2.       Iman Kepada Para Malaikat Allah
Iman kepada malaikat adalah keyakinan yang kuat bahwa Allah memiliki malaikat-malaikat, yang diciptakan dari cahaya. Mereka, sebagaimana yang telah dijelaskan oleh Allah, adalah hamba-hamba Allah yang dimuliakan. Apapun yang diperintahkan kepada mereka, mereka laksanakan. Mereka bertasbih siang dan malam tanpa berhenti. Mereka melaksanakan tugas masing-masing sesuai dengan yang diperintahkan oleh Allah, sebagaimana disebutkan dalam riwayat-riwayat mutawatir dari nash-nash Al-Qur'an maupun As-Sunnah. Jadi, setiap gerakan di langit dan bumi, berasal dari para malaikat yang ditugasi di sana, sebagai pelaksanaan perintah Allah Azza wa Jalla. Maka, wajib mengimani secara tafshil, (terperinci), para malaikat yang namanya disebutkan oleh Allah, adapun yang belum disebutkan namanya, wajib mengimani mereka secara ijmal (global).
[Ar-Raudhah An-Nadiyah‌, hal. 16 dan Al-Aqidah At-Thahawiyyah‌, hal. 350]

3.       Iman Kepada Kitab-kitab
Maksudnya adalah, meyakini dengan sebenar-benarnya bahwa Allah memiliki kitab-kitab yang diturunkan-Nya kepada para nabi dan rasul-Nya; yang benar-benar merupakan Kalam, (firman, ucapan),-Nya. la adalah cahaya dan petunjuk. Apa yang dikandungnya adalah benar. Tidak ada yang mengetahui jumlahnya selain Allah. Wajib beriman secara ijmal, kecuali yang telah disebutkan namanya oleh Allah, maka wajib untuk mengimaninya secara tafshil, yaitu: Taurat, Injil, Zabur, dan Al-Qur'an. Selain wajib mengimani bahwa Al-Qur'an diturunkan dari sisi Allah, wajib pula mengimani bahwa Allah telah mengucapkannya sebagaimana Dia telah mengucapkan seluruh kitab lain yang diturunkan. Wajib pula melaksanakan berbagai perintah dan kewajiban serta menjauhi berbagai larangan yang terdapat di dalamnya. Al-Qur'an merupakan tolok ukur kebenaran kitab-kitab terdahulu. Hanya Al-Qur'an saja yang dijaga oleh Allah dari pergantian dan perubahan. Al-Qur'an adalah Kalam Allah yang diturunkan, dan bukan makhluk, yang berasal dari-Nya dan akan kembali kepada-Nya.
[Al-Ajwibah Al-Ushuliyah‌, hal. 16 dan 17.]

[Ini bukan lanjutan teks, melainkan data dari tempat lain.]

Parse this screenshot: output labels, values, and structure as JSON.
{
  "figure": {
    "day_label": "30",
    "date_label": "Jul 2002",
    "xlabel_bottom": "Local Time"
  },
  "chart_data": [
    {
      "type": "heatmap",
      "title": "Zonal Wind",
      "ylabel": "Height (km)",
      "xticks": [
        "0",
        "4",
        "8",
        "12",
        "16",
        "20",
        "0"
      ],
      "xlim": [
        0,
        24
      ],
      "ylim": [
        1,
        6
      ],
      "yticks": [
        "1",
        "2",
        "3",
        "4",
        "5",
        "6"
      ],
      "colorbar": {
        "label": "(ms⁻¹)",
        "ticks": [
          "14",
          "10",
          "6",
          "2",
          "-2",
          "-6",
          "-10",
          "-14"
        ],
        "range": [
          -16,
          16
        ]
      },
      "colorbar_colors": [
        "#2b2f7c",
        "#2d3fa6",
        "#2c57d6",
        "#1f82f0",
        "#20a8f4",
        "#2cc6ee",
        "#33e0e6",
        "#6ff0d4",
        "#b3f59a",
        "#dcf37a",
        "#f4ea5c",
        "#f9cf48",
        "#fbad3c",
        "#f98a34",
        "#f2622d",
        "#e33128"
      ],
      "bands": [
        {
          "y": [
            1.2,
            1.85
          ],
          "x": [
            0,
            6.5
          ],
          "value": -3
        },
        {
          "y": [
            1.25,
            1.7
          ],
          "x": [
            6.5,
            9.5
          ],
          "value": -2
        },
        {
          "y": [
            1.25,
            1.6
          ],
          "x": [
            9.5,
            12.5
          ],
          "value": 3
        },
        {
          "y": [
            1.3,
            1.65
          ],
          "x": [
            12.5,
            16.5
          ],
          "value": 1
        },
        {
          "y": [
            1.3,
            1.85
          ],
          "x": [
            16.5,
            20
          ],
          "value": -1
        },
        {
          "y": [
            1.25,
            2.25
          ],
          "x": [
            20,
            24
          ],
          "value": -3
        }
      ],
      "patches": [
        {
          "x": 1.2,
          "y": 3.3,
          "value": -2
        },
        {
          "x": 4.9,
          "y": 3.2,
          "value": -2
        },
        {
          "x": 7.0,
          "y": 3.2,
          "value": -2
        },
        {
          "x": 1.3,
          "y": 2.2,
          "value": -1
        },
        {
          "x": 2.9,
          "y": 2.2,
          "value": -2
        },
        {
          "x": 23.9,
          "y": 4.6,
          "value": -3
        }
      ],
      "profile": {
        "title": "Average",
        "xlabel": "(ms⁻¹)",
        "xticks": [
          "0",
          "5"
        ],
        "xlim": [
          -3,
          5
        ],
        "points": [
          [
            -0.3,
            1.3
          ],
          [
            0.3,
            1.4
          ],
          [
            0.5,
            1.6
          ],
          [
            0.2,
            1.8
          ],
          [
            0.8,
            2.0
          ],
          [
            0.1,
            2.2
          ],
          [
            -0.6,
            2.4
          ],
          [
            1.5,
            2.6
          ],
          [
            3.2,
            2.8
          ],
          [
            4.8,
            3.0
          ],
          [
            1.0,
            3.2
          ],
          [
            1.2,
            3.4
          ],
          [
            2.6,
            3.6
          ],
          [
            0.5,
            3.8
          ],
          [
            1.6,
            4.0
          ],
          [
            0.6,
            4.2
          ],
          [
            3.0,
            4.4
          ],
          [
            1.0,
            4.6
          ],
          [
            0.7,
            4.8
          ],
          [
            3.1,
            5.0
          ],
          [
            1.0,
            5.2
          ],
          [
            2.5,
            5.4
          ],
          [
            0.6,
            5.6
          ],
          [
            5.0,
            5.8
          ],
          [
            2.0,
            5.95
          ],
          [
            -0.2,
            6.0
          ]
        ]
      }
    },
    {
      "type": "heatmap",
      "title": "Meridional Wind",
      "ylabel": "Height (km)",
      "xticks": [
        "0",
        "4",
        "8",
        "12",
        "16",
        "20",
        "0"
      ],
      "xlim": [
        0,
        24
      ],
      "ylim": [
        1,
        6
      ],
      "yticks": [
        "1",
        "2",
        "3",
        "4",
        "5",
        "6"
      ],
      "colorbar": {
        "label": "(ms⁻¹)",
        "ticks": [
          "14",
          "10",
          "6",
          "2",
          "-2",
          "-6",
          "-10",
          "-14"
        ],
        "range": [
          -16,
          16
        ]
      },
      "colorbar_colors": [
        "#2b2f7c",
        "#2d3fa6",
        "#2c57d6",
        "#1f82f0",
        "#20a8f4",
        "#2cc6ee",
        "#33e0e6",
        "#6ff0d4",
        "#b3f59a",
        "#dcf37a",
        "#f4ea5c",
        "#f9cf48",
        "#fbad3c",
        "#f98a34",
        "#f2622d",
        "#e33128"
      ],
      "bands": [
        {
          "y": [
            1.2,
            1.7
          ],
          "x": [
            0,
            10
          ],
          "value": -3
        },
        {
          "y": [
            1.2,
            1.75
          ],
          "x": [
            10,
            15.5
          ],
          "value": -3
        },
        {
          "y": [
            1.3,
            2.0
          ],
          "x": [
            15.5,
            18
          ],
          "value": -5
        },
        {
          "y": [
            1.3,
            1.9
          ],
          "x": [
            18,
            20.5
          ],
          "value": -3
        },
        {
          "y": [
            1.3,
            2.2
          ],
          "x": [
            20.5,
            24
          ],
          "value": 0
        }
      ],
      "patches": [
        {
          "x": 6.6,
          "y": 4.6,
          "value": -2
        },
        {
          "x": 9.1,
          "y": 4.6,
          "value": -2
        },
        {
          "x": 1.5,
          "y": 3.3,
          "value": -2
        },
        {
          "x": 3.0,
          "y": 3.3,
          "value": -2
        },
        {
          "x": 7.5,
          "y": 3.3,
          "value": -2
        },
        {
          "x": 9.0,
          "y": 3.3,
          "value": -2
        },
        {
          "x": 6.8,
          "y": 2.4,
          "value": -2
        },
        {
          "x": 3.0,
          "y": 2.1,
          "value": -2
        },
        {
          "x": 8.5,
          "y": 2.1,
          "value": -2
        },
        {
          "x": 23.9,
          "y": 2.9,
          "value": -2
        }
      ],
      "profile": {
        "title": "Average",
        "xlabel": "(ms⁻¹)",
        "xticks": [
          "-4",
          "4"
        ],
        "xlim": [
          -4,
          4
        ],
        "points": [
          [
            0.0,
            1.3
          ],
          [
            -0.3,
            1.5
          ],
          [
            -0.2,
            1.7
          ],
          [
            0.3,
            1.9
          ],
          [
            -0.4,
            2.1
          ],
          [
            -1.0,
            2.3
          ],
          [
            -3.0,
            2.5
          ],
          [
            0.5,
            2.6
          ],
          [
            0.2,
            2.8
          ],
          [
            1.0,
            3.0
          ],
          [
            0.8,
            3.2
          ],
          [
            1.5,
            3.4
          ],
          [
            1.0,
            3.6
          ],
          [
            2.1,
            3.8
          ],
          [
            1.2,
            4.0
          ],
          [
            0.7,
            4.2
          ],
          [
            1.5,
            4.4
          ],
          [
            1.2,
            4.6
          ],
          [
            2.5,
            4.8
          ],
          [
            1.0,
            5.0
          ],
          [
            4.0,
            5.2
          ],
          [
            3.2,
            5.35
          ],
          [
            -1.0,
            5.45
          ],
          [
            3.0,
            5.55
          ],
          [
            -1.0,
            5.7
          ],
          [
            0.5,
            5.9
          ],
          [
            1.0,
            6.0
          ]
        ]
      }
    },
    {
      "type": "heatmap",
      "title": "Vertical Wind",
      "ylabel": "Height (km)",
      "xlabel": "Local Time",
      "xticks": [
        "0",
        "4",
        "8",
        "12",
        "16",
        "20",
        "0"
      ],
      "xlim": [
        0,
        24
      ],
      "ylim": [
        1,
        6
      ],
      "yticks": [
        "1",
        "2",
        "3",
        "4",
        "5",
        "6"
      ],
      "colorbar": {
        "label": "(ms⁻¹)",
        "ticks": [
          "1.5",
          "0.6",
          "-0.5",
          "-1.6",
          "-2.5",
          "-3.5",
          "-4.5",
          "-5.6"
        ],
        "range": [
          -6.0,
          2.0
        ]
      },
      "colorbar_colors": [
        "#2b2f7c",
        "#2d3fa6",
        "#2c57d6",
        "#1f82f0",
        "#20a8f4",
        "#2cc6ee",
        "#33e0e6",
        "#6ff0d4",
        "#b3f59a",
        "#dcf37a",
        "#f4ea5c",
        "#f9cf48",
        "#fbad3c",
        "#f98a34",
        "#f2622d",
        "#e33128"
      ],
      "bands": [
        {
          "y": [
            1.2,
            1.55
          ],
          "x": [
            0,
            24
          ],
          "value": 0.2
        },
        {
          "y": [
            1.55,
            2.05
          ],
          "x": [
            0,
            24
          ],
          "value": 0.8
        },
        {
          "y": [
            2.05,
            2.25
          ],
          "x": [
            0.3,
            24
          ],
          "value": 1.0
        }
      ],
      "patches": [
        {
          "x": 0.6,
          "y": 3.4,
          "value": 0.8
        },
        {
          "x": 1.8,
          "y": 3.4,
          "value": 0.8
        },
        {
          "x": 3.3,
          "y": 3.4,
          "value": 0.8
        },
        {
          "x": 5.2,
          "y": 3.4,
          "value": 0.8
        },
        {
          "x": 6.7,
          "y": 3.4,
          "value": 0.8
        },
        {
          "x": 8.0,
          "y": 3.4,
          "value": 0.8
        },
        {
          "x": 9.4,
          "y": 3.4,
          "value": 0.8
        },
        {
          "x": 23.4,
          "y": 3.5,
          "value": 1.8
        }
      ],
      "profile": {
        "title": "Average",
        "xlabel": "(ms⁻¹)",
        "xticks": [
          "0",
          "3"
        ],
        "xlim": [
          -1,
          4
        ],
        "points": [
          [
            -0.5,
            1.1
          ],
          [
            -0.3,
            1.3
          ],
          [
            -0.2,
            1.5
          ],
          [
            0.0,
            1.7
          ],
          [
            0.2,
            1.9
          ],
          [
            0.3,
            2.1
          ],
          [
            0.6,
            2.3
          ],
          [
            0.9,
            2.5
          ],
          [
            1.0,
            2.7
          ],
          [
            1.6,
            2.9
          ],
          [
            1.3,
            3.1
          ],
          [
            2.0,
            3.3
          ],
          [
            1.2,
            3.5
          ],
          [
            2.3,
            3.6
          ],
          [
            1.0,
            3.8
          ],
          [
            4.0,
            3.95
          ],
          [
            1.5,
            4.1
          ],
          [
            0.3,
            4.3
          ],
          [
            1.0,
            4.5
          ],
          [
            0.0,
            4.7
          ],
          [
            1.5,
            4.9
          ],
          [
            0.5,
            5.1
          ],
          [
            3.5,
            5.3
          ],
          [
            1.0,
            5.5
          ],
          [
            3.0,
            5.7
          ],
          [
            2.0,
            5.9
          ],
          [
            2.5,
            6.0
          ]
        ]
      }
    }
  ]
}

4.       Iman Kepada Para Rasul
Iman kepada rasul-rasul adalah keyakinan yang kuat bahwa Allah telah mengutus para rasul untuk mengeluarkan manusia dari kegelapan kepada cahaya. Kebijaksanaan-Nya telah menetapkan bahwa Dia mengutus para rasul itu kepada manusia untuk memberi kabar gembira dan ancaman kepada mereka. Maka, wajib beriman kepada semua rasul secara ijmal (global) sebagaimana wajib pula beriman secara tafshil (rinci) kepada siapa di antara mereka yang disebut namanya oleh Allah, yaitu 25 di antara mereka yang disebutkan oleh Allah dalam Al-Qur'an. Wajib pula beriman bahwa Allah telah mengutus rasul-rasul dan nabi-nabi selain mereka, yang jumlahnya tidak diketahui oleh selain Allah, dan tidak ada yang mengetahui nama-nama mereka selain Allah Yang Maha Mulia dan Maha Tinggi. Wajib pula beriman bahwa Muhammad SAW. adalah yang paling mulia dan penutup para nabi dan rasul, risalahnya meliputi bangsa jin dan manusia, serta tidak ada nabi setelahnya.
[Lihat Al-Kawasyif Al-Jaliyah An Ma'ani Al-Wasithiyah‌, hal 66]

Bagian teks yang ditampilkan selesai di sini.